In the truest light of reality, you must help your child see that death is God’s way to bring us to our eternal home. While we should not be fatalistic or dwell too heavily on the subject with little ones, we should also never hide this ultimate reality from them. It requires clear and clever thinking on the part of parents to communicate the truths of the Faith, including the inevitability of death.

Countless opportunities present themselves to cover such a topic with a child. Death is all around, even for a youngster. The flowers will wilt; the leaves will fall; pets will perish; grandparents will pass—perhaps quickly, perhaps slowly. A child must see that death is part of life and that we were not made for this world.

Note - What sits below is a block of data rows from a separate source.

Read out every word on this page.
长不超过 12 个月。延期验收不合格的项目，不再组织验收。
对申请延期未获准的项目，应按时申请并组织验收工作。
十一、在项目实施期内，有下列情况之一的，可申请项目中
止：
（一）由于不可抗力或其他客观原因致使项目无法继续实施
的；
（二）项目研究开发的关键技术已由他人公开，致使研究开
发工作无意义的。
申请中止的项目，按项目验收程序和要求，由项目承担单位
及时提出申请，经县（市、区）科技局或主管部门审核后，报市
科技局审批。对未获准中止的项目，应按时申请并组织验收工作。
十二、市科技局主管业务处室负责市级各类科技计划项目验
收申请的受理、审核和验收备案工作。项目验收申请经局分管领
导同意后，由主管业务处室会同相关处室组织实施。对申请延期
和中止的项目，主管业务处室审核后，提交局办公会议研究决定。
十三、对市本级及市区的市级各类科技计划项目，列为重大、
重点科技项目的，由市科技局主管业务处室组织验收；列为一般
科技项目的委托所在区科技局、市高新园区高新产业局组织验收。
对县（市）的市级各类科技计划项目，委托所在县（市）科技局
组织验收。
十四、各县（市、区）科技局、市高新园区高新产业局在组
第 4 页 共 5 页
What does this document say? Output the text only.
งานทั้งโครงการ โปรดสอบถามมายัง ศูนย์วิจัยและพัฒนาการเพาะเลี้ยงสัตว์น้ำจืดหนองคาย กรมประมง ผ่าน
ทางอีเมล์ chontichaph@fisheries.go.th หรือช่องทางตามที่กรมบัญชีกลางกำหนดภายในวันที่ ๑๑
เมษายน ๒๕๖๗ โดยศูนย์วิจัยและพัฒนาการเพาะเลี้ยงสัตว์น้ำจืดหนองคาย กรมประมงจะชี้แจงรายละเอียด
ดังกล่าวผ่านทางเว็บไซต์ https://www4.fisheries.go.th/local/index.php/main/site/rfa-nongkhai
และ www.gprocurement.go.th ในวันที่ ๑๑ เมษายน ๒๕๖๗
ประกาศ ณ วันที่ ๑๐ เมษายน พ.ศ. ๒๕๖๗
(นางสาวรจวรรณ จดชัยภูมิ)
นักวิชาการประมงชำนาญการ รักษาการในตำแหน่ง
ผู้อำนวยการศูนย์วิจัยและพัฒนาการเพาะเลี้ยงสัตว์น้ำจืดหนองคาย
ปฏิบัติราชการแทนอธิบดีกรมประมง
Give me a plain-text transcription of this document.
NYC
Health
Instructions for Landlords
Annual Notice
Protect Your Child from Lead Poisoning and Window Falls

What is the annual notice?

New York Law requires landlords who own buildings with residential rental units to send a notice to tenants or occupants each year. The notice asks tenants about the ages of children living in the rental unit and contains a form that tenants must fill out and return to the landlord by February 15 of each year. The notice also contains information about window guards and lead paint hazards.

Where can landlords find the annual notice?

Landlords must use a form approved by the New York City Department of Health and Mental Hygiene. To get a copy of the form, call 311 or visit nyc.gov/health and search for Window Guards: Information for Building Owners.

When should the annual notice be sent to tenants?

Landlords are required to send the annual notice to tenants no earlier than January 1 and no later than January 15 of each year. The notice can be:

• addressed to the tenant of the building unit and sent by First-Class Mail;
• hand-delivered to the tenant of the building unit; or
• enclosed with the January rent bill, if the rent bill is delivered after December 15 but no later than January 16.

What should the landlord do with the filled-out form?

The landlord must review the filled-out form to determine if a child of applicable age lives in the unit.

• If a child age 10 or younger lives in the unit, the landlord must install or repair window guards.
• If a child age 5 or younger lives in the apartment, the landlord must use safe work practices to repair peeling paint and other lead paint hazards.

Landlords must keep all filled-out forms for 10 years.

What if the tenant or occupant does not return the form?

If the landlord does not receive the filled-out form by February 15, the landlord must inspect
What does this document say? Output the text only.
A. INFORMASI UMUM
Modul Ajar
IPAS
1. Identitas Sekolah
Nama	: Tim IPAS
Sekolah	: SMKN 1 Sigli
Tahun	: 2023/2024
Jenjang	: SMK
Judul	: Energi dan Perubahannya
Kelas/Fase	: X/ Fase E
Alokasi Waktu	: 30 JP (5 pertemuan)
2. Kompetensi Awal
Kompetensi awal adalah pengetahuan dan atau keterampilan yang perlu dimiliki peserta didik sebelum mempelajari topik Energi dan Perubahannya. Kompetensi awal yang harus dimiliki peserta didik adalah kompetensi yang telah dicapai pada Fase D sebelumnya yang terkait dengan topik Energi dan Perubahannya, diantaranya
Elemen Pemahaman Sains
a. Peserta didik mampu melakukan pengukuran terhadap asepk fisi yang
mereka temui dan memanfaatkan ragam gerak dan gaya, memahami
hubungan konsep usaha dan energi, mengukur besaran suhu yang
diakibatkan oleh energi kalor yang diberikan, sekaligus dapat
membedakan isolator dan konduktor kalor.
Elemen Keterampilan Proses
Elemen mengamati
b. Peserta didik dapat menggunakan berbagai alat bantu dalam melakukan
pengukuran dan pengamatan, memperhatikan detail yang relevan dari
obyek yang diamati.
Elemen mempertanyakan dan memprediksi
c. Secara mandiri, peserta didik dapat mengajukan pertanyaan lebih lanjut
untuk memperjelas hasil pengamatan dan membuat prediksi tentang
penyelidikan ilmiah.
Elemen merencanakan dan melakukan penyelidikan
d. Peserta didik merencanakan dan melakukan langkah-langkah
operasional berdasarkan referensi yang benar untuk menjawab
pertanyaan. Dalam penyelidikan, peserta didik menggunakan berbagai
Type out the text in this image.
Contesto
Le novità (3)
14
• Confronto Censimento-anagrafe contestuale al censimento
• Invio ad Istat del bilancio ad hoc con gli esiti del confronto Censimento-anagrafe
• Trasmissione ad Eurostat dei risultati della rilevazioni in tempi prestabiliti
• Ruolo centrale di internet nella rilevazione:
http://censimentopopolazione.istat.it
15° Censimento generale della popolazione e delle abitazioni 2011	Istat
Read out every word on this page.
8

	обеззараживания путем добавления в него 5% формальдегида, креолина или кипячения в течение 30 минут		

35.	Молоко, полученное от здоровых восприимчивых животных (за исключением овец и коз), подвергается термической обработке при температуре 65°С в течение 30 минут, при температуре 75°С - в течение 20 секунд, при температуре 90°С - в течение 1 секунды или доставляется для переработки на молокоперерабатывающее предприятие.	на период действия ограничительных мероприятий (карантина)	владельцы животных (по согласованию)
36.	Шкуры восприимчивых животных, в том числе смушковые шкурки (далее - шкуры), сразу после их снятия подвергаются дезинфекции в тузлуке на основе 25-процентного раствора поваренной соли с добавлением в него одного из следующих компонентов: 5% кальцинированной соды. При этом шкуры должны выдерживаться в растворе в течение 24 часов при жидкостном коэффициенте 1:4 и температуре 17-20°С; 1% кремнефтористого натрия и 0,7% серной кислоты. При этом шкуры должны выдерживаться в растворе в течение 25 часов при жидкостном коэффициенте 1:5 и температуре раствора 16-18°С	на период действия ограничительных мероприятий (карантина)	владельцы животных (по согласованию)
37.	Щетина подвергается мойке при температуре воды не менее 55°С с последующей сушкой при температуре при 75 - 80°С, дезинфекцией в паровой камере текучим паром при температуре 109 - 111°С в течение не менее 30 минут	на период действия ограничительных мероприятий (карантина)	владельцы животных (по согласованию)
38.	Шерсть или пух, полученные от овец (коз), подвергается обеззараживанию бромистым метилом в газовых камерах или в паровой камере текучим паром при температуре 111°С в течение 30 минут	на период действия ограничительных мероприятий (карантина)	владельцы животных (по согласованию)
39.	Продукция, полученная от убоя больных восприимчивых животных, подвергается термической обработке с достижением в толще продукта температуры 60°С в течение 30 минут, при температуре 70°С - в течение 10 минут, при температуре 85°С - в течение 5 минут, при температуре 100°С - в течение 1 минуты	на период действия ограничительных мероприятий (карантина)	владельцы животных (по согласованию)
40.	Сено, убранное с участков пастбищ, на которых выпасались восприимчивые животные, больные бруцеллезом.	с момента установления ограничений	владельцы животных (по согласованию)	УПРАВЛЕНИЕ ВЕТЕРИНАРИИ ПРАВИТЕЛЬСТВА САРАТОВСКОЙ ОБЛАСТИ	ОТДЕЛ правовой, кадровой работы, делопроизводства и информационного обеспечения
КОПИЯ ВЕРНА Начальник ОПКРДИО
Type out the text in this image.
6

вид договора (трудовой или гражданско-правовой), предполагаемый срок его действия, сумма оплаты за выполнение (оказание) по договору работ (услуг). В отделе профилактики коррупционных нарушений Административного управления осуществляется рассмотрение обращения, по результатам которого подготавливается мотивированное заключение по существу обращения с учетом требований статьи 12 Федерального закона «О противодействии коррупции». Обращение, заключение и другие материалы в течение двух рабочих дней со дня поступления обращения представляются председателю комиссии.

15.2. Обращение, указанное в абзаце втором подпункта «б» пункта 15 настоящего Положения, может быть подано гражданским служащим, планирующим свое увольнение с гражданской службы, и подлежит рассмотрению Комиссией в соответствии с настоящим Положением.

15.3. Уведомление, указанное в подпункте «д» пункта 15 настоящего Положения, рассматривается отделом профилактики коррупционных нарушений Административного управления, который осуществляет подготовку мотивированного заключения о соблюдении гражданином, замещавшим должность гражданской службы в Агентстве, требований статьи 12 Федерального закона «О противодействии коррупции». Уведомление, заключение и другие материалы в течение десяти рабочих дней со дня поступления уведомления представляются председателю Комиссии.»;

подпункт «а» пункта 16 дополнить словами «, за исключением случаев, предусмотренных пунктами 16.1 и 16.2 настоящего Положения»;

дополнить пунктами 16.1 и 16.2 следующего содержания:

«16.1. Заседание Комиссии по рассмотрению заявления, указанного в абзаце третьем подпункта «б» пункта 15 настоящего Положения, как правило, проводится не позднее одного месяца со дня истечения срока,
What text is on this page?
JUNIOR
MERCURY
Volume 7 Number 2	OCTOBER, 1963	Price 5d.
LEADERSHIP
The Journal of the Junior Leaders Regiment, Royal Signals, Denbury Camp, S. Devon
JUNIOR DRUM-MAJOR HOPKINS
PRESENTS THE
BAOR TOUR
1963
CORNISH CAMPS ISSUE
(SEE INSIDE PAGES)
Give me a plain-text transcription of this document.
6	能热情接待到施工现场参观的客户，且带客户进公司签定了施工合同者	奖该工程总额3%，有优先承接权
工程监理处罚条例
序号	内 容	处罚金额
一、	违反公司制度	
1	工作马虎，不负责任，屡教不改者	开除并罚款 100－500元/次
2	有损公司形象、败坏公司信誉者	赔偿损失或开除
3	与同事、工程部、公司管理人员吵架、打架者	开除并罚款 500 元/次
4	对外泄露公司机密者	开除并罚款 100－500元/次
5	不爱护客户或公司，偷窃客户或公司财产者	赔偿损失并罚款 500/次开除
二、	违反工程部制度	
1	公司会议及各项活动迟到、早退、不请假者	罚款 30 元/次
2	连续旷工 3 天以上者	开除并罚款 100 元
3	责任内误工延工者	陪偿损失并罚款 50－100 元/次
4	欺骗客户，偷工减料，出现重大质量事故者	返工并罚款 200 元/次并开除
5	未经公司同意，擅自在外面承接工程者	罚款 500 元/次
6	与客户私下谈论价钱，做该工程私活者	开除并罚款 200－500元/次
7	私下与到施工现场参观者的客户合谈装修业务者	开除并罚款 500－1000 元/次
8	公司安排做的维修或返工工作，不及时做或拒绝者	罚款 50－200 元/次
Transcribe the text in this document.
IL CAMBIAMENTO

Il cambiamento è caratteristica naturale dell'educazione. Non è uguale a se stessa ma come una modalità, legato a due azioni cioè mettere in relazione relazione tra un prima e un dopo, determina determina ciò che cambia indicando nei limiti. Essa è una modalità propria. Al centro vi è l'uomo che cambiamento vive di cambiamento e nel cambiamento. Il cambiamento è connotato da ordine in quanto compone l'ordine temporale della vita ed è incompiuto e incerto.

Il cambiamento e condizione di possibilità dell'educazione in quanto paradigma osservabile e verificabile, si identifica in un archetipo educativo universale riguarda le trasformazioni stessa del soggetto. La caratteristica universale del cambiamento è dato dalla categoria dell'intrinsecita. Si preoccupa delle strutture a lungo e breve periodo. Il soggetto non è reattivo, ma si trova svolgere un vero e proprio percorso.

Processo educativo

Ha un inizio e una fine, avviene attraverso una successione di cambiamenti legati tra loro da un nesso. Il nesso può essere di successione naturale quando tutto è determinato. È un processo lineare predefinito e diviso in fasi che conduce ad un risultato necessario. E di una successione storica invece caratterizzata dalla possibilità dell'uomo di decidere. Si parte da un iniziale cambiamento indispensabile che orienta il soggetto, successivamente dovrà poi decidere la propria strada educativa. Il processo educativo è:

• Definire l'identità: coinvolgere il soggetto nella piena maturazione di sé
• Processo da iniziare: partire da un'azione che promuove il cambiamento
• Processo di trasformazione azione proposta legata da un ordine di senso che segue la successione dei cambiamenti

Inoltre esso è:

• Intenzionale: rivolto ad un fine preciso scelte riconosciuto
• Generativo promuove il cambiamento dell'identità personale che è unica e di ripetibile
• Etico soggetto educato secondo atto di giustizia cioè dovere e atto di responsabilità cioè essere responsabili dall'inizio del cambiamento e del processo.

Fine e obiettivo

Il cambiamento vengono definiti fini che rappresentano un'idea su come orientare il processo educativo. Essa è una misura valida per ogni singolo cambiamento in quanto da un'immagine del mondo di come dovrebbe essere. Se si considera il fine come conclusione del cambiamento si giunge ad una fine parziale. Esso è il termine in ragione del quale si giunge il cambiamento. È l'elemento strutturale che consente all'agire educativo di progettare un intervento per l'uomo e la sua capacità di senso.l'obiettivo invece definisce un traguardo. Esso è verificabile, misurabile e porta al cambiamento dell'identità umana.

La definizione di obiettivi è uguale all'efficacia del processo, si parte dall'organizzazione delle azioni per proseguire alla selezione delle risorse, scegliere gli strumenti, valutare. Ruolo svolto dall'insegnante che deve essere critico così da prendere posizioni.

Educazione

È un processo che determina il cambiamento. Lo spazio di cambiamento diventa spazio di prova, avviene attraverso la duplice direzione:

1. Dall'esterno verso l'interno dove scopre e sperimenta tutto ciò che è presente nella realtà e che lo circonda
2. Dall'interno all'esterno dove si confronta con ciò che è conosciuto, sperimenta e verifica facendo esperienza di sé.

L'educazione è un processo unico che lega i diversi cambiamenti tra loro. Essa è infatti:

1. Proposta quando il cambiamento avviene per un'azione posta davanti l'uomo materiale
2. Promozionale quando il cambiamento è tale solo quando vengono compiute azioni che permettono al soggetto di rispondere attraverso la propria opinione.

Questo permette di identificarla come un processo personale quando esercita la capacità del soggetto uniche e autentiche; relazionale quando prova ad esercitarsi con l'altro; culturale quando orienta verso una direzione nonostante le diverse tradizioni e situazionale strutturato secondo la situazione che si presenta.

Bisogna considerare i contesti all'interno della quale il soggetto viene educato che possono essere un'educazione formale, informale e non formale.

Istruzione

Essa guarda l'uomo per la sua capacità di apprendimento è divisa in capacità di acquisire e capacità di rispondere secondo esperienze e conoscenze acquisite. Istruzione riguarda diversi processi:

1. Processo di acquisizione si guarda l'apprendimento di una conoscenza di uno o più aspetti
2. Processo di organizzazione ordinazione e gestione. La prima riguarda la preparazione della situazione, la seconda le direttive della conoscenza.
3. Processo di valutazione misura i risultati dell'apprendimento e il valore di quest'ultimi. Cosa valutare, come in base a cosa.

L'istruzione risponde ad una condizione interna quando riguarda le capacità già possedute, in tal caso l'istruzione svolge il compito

Dear Parent, teach your child that St. Joseph is the patron saint of a happy death, for he died in the arms of Jesus Christ and the Blessed Mother. Your child will die as they have lived. And you have the unique ability to instill in his little soul a desire for a happy death in those sacred arms that held good St. Joseph. Zealously prepare your child for a happy death by first living a holy life.

The greatest gift you can give your child is not that which you provide during your life but what you provide them long after you are gone. Your voice can sound in their mind, many years from now, as they lay dying: “Reach out for the Blessed Mother and Jesus Christ. They will take you to God the Father.” 

Source: Parenting for Eternity by Conor Gallagher, Published by TAN Books (cf. Chapter I: The Four Lat things, Death). 

Parenting for Eternity, available from TAN Books

[1] See Alphonsus Liguori, Preparation for Death (Charlotte: TAN Books, 1982).

[2] Martin von Cochem, The Four Last Things, p. 2.

[3] Ibid., p. 3.

[4] The first and last stanza are a good summary of the poem:

Do not go gentle into that good night,

Old age should burn and rave at close of day;

Rage, rage against the dying of the light.

 . . .

And you, my father, there on the sad height,

Curse, bless, me now with your fierce tears, I pray.

Do not go gentle into that good night.

Rage, rage against the dying of the light.

[5] Martin von Cochem, The Four Last Things, p. 8, emphasis added.